Bond notes were introduced in November backed by a $200 million loan from the African Export-Import Bank (Afreximbank). The small denomination notes and coins have no value outside Zimbabwe.

Afreximbank’s president, Benedict Oramah told the private Standard newspaper at a meeting in Rwanda this week that negotiations are under way to review the facility.

“I think the issue of the incentive being increased is under discussion,” he told the paper at the bank’s AGM in Kigali.

There are people who are working on it," he said, adding that he was sure “whatever is being requested is within country limits.”

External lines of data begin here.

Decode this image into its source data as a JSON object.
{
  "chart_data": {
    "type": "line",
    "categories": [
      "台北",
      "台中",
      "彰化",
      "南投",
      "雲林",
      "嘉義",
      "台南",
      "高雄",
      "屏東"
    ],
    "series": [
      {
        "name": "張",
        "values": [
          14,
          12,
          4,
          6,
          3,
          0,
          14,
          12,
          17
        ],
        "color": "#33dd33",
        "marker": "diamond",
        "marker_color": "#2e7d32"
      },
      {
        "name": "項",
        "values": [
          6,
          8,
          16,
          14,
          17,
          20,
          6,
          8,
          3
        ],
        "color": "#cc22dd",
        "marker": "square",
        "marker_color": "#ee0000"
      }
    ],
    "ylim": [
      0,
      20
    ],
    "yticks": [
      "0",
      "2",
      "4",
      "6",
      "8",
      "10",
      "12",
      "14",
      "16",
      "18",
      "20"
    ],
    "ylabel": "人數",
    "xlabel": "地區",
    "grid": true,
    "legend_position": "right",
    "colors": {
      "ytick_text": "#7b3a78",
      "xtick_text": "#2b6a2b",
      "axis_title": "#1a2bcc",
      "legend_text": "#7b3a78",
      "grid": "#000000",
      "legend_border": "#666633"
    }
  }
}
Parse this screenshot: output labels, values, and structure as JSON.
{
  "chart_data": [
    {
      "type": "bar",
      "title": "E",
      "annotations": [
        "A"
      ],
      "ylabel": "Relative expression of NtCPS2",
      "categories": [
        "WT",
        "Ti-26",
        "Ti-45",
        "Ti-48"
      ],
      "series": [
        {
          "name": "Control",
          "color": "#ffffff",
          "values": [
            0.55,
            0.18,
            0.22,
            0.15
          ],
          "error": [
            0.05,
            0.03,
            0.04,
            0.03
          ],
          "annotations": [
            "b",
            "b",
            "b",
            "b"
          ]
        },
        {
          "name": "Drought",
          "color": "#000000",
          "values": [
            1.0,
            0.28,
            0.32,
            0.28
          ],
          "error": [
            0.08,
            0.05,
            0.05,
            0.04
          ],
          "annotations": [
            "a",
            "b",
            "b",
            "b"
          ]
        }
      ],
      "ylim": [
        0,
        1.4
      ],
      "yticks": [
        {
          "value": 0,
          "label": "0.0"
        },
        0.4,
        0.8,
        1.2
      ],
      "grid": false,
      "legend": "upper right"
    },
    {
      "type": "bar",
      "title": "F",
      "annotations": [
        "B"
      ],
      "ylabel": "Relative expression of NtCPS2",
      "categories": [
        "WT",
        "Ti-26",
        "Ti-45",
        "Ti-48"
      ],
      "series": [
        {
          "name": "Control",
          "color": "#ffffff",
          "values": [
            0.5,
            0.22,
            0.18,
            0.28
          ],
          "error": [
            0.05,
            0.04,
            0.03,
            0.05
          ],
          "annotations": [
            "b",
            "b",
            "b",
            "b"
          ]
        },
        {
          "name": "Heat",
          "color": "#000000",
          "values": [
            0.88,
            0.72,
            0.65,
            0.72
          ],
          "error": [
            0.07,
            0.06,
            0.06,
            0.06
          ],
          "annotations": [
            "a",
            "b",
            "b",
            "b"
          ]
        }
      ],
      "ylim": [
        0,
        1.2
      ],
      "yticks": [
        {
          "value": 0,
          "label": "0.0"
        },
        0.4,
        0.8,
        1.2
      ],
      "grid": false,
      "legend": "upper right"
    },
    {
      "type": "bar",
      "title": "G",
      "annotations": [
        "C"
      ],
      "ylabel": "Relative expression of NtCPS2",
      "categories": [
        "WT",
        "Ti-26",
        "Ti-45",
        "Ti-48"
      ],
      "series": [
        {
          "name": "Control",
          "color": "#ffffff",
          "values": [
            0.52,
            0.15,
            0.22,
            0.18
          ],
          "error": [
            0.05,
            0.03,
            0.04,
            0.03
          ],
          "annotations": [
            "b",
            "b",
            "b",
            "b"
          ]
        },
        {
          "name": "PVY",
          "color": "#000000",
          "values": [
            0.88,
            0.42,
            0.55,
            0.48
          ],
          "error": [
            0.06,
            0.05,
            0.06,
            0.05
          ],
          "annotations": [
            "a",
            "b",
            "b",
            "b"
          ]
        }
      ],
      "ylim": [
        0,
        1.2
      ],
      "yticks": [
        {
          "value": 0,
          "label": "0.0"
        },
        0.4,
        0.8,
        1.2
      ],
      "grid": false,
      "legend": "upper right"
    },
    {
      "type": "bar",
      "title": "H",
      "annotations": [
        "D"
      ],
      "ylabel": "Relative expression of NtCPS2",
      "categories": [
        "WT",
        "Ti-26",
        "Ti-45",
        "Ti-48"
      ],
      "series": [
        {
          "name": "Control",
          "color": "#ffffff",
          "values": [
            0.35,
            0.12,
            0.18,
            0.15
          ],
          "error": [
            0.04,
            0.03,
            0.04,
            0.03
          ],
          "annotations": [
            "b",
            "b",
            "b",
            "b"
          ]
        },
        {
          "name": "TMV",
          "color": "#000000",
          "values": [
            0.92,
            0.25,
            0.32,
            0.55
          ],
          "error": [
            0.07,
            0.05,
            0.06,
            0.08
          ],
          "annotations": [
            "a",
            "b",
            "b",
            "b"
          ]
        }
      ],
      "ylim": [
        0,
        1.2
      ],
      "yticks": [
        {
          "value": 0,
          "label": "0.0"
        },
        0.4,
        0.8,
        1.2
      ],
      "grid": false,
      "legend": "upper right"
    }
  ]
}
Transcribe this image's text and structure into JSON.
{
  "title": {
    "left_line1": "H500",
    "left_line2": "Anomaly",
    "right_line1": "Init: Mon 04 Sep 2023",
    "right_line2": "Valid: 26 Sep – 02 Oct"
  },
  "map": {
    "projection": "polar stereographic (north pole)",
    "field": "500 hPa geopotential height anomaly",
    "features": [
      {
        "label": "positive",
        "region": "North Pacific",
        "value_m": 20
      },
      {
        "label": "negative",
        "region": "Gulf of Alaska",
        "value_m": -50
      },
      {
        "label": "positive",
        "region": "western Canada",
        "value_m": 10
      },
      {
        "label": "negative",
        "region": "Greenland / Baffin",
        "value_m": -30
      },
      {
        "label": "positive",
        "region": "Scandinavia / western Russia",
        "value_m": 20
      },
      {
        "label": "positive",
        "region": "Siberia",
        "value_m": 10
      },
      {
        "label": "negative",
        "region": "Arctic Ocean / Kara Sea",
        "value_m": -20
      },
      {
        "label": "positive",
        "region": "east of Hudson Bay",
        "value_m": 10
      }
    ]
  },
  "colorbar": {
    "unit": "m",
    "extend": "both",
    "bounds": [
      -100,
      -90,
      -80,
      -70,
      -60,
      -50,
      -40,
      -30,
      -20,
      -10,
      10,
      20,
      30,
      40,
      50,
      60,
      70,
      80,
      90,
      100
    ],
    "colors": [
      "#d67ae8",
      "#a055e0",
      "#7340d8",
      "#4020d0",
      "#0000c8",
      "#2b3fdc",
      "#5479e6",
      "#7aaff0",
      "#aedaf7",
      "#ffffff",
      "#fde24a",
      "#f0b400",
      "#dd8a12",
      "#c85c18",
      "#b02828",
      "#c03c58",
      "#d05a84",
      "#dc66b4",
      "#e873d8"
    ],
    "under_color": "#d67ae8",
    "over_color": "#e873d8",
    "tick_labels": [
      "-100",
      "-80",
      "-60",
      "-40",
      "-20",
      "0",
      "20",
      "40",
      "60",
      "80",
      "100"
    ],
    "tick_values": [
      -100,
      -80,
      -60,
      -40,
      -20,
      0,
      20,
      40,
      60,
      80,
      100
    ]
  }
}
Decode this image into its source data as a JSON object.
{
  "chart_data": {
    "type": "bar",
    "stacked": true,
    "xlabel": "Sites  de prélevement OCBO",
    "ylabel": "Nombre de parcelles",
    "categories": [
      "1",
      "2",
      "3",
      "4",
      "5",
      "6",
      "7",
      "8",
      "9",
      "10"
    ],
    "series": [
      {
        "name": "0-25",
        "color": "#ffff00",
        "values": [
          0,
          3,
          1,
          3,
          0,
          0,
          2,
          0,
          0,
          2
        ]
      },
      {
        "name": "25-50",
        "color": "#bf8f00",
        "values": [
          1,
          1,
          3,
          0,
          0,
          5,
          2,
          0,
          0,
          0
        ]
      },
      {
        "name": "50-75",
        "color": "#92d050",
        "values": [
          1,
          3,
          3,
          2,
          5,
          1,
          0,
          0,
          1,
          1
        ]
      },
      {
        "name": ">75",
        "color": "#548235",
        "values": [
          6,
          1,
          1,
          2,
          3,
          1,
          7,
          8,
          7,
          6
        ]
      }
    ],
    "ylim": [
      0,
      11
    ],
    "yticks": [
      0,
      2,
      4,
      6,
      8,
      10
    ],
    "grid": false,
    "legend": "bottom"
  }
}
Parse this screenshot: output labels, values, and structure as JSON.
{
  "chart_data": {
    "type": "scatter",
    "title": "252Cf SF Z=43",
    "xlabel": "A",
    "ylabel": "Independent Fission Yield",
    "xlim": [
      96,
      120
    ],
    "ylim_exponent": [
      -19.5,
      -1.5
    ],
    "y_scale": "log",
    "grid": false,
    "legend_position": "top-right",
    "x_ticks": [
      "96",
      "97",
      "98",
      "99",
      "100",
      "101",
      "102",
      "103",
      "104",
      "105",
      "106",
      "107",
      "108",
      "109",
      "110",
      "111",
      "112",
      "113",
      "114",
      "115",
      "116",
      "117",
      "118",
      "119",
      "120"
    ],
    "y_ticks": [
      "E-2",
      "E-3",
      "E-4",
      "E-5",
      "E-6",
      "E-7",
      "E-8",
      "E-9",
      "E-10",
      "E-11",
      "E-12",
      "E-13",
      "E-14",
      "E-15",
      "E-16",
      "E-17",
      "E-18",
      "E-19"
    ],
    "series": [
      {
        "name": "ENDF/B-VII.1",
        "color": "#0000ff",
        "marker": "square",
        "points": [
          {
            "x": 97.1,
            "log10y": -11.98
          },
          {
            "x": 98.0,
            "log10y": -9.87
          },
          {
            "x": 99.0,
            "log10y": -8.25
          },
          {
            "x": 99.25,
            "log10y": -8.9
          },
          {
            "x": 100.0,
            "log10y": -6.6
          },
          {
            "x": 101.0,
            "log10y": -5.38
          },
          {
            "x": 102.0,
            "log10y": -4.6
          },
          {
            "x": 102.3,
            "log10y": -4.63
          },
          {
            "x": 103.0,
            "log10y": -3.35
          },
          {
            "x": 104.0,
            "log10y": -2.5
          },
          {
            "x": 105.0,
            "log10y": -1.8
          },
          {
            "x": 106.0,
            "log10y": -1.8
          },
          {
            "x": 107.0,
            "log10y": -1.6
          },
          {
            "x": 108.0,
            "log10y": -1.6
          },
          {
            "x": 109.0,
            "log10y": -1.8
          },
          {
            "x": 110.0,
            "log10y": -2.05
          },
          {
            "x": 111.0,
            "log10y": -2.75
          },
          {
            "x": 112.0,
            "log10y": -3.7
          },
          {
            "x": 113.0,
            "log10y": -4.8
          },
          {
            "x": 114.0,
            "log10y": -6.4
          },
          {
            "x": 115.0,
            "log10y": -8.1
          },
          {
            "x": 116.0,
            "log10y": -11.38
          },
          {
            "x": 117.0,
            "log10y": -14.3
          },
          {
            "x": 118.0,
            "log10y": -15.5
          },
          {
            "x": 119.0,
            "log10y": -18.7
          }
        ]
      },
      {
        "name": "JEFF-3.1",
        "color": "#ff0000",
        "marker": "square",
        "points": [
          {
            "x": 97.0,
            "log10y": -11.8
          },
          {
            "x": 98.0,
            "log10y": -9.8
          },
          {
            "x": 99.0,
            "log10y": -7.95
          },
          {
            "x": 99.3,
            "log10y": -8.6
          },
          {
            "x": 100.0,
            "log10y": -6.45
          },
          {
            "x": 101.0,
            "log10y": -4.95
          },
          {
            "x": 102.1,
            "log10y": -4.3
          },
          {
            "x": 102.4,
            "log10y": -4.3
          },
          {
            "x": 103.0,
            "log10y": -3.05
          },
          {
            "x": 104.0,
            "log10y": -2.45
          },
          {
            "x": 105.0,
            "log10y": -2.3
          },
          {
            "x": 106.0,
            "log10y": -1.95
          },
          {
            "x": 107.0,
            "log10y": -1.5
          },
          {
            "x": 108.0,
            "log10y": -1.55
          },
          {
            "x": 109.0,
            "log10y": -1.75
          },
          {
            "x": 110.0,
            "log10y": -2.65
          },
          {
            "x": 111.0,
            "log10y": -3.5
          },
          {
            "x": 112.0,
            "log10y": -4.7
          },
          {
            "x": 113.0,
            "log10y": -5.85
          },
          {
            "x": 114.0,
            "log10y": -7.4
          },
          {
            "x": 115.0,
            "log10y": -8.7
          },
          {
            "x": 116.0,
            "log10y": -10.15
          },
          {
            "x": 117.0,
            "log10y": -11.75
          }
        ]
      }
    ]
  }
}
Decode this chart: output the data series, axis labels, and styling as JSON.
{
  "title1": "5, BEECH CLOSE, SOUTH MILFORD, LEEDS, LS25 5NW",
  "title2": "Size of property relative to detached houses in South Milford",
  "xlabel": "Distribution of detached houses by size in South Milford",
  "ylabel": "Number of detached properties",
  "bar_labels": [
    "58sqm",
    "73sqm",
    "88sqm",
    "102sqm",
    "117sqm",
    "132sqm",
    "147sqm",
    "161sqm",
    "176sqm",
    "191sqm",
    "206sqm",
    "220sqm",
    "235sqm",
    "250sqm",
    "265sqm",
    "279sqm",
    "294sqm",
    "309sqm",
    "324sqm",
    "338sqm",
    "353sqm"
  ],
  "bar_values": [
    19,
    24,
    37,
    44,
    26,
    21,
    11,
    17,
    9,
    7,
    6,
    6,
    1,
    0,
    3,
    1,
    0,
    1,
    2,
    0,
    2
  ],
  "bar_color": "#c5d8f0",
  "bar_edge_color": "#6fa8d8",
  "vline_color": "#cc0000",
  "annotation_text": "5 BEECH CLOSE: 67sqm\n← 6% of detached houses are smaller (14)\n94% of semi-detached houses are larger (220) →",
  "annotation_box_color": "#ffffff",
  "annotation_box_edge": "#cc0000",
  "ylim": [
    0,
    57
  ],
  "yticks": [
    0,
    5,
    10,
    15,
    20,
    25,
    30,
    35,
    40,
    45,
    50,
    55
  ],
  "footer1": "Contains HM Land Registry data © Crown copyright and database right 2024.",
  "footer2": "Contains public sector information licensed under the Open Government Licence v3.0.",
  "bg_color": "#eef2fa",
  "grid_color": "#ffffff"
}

Zimbabwe’s central bank has vowed not to release more than 200 million US dollars’ worth bond notes, fearful of fuelling the kind of hyper-inflation that forced Zimbabwe to ditch its currency in 2009.

Central bank chief John Mangudya told the Standard at the same meeting that his bank had so far released $160 million worth of bond notes.

Once the facility that has been given to us has been exhausted we need to find ways and means of ensuring that we negotiate for more so that at the end of the day we do not destroy the export generation scheme or plan, he said.

The notes are paid out as an incentive to exporters like tobacco farmers and gold miners, and to Zimbabweans who are sent hard currency from relatives abroad.

As long as the facilities are there to bank bond notes it’s more like a gold standard, you issue an instrument that is backed by something so that it becomes convertible. We can’t just issue something out of a thumb suck, Mangudya added.

The bond notes have done little to ease cash shortages. Massive queues are visible outside most banks each month-end as depositors struggle to withdraw cash.

The situation is forcing more and more Zimbabweans to turn to plastic money and electronic transactions.